For Immediate Release
Contact: Lauren Zehyoue
Fair Count to premiere TV advertisement: ‘Piece of the Pie’
Atlanta, GA— Today, Fair Count is launching a statewide television buy to increase awareness about the 2020 Census and encourage all people, particularly groups of people with historically lower participation rates, to complete the survey. Invitations to participate in the 2020 Census will begin to arrive in mailboxes today, March 12th.
The television buy will be supplemented by a statewide radio and digital ad buy with the same message. Simultaneously, Fair Count is engaged in a high-visibility and high-mobilization campaign– with a focus in in Middle and South Georgia– to encourage participation in the 2020 Census.
“Fair Count created this ad to target communities that have been disenfranchised from civic participation in the past,” said CEO Rebecca DeHart. “The census is about power and resources, and a lot is at stake. It is our responsibility to do all that we can to ensure we are reaching all people in Georgia about the importance of the census.”
‘Piece of the Pie,’ will play in markets throughout GA, including the Jacksonville and Tallahassee markets.
This year, we have a big pie coming our way…One point five trillion dollar’s worth.

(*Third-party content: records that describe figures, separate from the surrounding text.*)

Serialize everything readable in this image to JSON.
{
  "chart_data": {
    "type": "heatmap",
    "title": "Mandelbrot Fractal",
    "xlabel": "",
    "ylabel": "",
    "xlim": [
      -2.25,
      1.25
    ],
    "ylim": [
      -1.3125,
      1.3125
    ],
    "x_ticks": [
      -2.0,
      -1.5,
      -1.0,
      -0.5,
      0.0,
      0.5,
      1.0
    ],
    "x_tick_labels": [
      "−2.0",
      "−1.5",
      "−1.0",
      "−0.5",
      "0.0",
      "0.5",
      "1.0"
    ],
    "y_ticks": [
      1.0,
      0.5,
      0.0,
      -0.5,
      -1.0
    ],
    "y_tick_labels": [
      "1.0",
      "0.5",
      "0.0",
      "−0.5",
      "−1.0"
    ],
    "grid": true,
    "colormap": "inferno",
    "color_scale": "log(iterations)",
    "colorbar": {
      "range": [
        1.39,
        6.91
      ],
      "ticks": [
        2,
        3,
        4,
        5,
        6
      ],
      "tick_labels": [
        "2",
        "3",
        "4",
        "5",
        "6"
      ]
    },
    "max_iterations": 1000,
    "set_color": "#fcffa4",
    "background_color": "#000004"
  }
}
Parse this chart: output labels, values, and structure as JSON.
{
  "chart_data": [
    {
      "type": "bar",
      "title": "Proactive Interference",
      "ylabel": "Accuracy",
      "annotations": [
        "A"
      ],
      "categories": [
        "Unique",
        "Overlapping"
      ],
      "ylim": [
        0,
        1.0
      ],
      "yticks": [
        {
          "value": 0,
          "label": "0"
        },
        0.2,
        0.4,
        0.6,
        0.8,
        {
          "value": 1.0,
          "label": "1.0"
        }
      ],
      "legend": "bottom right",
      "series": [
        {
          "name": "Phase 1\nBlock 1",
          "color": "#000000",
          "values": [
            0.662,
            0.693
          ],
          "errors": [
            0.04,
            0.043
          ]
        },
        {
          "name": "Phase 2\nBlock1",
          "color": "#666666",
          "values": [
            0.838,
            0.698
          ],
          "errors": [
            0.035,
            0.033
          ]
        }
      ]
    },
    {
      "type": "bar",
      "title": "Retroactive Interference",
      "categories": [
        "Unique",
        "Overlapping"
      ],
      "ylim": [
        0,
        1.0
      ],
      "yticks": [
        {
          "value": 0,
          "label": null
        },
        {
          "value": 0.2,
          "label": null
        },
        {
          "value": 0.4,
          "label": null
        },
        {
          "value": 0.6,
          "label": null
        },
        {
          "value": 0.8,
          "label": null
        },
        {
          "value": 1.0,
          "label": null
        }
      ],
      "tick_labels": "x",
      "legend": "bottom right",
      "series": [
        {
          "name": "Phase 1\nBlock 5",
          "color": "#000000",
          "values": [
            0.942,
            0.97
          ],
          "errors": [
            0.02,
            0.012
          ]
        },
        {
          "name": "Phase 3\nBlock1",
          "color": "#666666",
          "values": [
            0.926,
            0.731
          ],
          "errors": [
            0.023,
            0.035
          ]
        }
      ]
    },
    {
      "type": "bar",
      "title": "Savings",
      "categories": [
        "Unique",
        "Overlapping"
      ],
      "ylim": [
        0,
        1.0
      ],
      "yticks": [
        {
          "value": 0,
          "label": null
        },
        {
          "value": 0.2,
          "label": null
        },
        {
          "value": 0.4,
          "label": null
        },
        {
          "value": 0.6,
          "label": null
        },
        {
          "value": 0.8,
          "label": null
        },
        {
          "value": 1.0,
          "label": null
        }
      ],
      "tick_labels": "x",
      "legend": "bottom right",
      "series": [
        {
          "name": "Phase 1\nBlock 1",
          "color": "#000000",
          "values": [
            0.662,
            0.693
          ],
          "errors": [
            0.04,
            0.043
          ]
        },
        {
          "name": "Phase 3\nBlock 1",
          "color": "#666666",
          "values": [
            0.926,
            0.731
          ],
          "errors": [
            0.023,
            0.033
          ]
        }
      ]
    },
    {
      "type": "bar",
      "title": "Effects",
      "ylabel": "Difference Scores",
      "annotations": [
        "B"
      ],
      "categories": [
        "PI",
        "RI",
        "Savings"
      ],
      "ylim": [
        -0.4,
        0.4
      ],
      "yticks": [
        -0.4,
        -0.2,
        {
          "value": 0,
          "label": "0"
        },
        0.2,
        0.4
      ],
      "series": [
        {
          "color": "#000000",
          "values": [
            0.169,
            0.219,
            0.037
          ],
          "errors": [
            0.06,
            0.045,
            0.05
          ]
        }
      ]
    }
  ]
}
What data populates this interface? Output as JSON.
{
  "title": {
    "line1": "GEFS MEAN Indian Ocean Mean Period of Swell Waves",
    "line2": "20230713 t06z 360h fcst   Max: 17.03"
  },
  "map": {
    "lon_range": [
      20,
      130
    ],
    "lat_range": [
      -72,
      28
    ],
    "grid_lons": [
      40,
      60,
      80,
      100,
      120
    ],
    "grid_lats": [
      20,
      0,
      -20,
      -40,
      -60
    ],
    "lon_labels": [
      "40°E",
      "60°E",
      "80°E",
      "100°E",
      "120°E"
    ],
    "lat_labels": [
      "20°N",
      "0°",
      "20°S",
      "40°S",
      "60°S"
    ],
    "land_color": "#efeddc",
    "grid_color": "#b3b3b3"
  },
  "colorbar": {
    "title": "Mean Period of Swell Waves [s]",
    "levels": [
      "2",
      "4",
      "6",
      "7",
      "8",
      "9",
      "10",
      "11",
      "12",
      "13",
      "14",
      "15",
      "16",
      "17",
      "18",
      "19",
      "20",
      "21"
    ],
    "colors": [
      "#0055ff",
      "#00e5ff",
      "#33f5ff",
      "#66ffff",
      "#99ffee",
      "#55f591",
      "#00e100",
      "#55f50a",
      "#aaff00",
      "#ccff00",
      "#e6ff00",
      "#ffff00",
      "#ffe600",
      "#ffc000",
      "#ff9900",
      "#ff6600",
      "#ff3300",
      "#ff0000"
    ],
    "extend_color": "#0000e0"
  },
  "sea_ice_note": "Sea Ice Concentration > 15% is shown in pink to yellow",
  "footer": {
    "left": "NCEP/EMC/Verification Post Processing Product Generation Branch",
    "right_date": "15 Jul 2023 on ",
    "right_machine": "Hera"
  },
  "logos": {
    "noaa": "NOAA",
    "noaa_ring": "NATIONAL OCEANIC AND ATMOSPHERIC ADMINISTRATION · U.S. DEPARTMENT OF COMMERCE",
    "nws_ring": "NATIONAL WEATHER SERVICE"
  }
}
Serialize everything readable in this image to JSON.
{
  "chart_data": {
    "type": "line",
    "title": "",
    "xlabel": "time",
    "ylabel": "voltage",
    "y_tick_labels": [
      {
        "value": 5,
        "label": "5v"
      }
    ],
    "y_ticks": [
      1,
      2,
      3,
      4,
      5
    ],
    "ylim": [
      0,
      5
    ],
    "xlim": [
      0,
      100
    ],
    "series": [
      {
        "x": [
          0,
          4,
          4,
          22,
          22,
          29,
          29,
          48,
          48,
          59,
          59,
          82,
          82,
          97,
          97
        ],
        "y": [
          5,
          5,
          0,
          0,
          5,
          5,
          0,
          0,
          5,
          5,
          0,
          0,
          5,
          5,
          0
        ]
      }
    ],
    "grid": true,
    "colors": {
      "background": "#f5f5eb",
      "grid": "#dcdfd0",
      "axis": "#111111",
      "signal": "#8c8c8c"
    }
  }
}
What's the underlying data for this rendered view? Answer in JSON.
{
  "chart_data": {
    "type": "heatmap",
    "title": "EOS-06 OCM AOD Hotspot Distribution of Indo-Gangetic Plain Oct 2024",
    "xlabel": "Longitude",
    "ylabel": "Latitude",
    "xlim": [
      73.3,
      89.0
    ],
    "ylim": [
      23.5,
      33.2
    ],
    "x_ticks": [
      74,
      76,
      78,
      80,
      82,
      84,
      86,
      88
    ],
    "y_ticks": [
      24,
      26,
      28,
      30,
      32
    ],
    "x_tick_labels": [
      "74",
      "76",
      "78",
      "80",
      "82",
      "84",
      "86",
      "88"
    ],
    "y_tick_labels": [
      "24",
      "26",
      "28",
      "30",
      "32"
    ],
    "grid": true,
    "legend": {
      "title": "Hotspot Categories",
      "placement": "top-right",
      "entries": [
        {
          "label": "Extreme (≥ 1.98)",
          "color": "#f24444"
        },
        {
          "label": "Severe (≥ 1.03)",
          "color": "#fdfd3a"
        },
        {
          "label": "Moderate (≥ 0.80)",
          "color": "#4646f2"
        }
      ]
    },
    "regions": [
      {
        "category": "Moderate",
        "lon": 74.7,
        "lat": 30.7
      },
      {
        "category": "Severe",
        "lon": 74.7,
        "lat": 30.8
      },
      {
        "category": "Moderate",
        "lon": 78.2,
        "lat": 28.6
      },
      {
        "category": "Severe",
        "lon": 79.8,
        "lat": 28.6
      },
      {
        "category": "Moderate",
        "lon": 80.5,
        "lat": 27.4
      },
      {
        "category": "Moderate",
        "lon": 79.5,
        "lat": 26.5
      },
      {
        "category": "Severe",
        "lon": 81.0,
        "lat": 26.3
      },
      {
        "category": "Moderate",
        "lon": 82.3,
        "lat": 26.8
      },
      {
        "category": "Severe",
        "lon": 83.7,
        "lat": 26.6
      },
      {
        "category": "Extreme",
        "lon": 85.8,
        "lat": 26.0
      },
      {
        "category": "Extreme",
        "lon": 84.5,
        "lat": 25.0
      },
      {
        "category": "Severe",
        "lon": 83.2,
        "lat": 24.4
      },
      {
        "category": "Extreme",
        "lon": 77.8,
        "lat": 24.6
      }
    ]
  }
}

But the only way to get a piece is by filling out the 2020 Census.
The census determines how much money our communities get for the next ten years… for schools, healthcare, and other resources in our communities.
But 1.7 million Black people are at risk of not being counted this time around… which would mean less pie for us.
Don’t let them take our cut – get counted in 2020.
About Fair Count
Founded by Stacey Abrams in 2019, Fair Count is a nonprofit, nonpartisan organization dedicated to partnering with hard-to-count communities to achieve a fair and accurate count of all people in Georgia and the nation in the 2020 Census and to strengthening the pathways to greater civic participation.
The 2020 Census will allocate more than $1.5 trillion dollars every year to communities through hundreds of federal programs, direct reapportionment and redistricting, and guide economic development opportunities for the next decade. If inaccurately represented, Georgia is at risk of losing upwards of $3,600 for every person who goes uncounted.